ゲラサ人のイエス(2012 礼拝説教・マルコ)

2012.10.14、明治学院教会(290)聖霊降臨節 ㉑

(単立明治学院教会牧師、健作さん79歳)

エレミヤ 1:4-8、マルコ 5:1-20

「自分の家に帰りなさい。そして身内の人に、主があなたを憐れみ、あなたにしてくださったことをことごとく知らせなさい。」(マルコによる福音書 5:19、新共同訳)

1.今日の箇所は「悪霊に取り憑かれたゲラサの人を癒す」物語です。

 キリスト教が整えられ「キリスト論」「贖罪論」「終末論」などと教義にまとめられた中では全く出てこない「民間説話」に基づく古いお話です。

 ゲラサはガリラヤ湖から60キロ内陸部、デカポリス(十都市連合:デカ”10”+ポリス”都市”)地方の一つです。

Jerash, Jordan

 物語の主人公はゲラサ人で、”レギオン”(ローマ帝国の6000人軍団長)という悪霊に取り憑かれ、凶暴になり墓場に住むことを余儀なくされた、いわば「精神を病むとみなされた人」です。(サイト記:オリジナルの表記はPDFをご覧ください)

 イエスはこの「ゲラサの人」を癒したという奇跡物語です。

「この人から出て行け」(マルコ 5:9)

 というイエスの言葉で、悪霊”レギオン”は近くの2000頭の豚に取り憑き、豚は湖に落ちて溺れ死んだ、というなんとも激しいお話です。

 人々はイエスに、その地方から出て行ってもらいたい、と言います。

 悪霊が出て行った「ゲラサの人」はイエスと一緒に行きたいと願いますが、イエスに次のように言われます。

「自分の家に帰りなさい。そして身内の人に、主があなたを憐れみ、あなたにしてくださったことをことごとく知らせなさい。」(マルコによる福音書 5:19、新共同訳)

 イエスの言葉に従って「ゲラサの人」はデカポリス地方にイエスの出来事を述べ伝えた(ケリュセイン)というお話です。

2.マルコの年代から考えると、初期キリスト教はかなり整った「教え」を持っていました。

 けれども、それを知っていてマルコは、敢えてこういうドロドロした説話を大事にして、伝えています。
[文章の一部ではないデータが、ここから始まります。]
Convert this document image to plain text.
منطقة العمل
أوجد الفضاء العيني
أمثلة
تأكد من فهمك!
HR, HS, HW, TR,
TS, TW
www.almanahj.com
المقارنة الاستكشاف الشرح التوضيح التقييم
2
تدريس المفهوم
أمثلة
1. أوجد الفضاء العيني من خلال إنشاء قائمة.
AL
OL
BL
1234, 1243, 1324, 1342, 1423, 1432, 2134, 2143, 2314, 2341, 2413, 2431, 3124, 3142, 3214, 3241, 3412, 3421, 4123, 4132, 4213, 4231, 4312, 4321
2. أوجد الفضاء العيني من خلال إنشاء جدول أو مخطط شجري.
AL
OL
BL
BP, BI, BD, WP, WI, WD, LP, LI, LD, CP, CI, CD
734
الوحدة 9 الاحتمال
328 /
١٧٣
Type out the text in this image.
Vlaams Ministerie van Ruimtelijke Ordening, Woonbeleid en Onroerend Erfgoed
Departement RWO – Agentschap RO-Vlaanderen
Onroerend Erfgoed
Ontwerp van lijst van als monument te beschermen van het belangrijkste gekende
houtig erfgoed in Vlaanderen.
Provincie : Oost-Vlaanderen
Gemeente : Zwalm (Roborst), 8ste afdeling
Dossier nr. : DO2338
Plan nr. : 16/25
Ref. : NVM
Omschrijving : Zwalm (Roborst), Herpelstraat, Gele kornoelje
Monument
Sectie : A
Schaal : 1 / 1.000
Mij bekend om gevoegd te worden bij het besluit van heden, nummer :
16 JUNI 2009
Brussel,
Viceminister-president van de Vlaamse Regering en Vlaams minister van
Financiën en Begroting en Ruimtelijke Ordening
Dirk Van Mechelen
 逆に、このお話を私たちは、現代的にあまり「非神話化」(現代的解釈)してしまわないで、このゲラサのイエス物語の持つ重みを感じ取る必要があるのではないか、と思います。

3.マタイ版(マタイ 8:28-34)とルカ版(ルカ 8:28-39)

 このマルコの物語をマタイは短くして、「ゲラサ」をもっとガリラヤ湖に近い「ガダラ」として、「悪霊に取り憑かれた人」を二人にしています(律法の証人規定の二人に基づく)。

 また「イエスによる帰還命令」を省いています。

Gadara, Jordan

  ルカ版ではマルコをほぼ踏襲しますが、悪霊の行く先に「底無しの淵」を加えたり、「デカポリス」を削除したりして、合理化を図っています。

 この物語では、ゲラサやデカポリスの固有さが大事で、それは「宣教」そのものの中身なのです。

4.我々は皆、イエスとの出会いの固有な場と時、そして物語を持っています。

 そこが大事なのです。

 概念化・抽象化・教義化は福音の事柄の整理・思考の過程では必要でしょう。

 しかし、概念が「福音」ではないのです。

 ドロドロした経験談、私にしかない物語、つまり

 主があなたを憐れみ、あなたにしてくださったこと(マルコ 5:19、新共同訳)

 を自覚して、イエスとの出会いの物語を語る、そのこと、そのものが大事なのです。

5.遠藤周作の語り

「私が洗礼を受けたのは、私の意思ではなく、母の選択でした。神の愛を信じる母にとって、信仰は、この世の最高の宝でした。自分にとって最高のものを、母は私に伝えたのです。それが母として子に与えることのできるかけがえのない贈り物だったのです。私はこれからも悩み、もがき、ため息をつきながら生きてゆくでしょう。でも、私にはっきりわかっていることが一つあります。それは、母が私を結びつけた神から決して離れないだろうということです。」遠藤周作の語りです。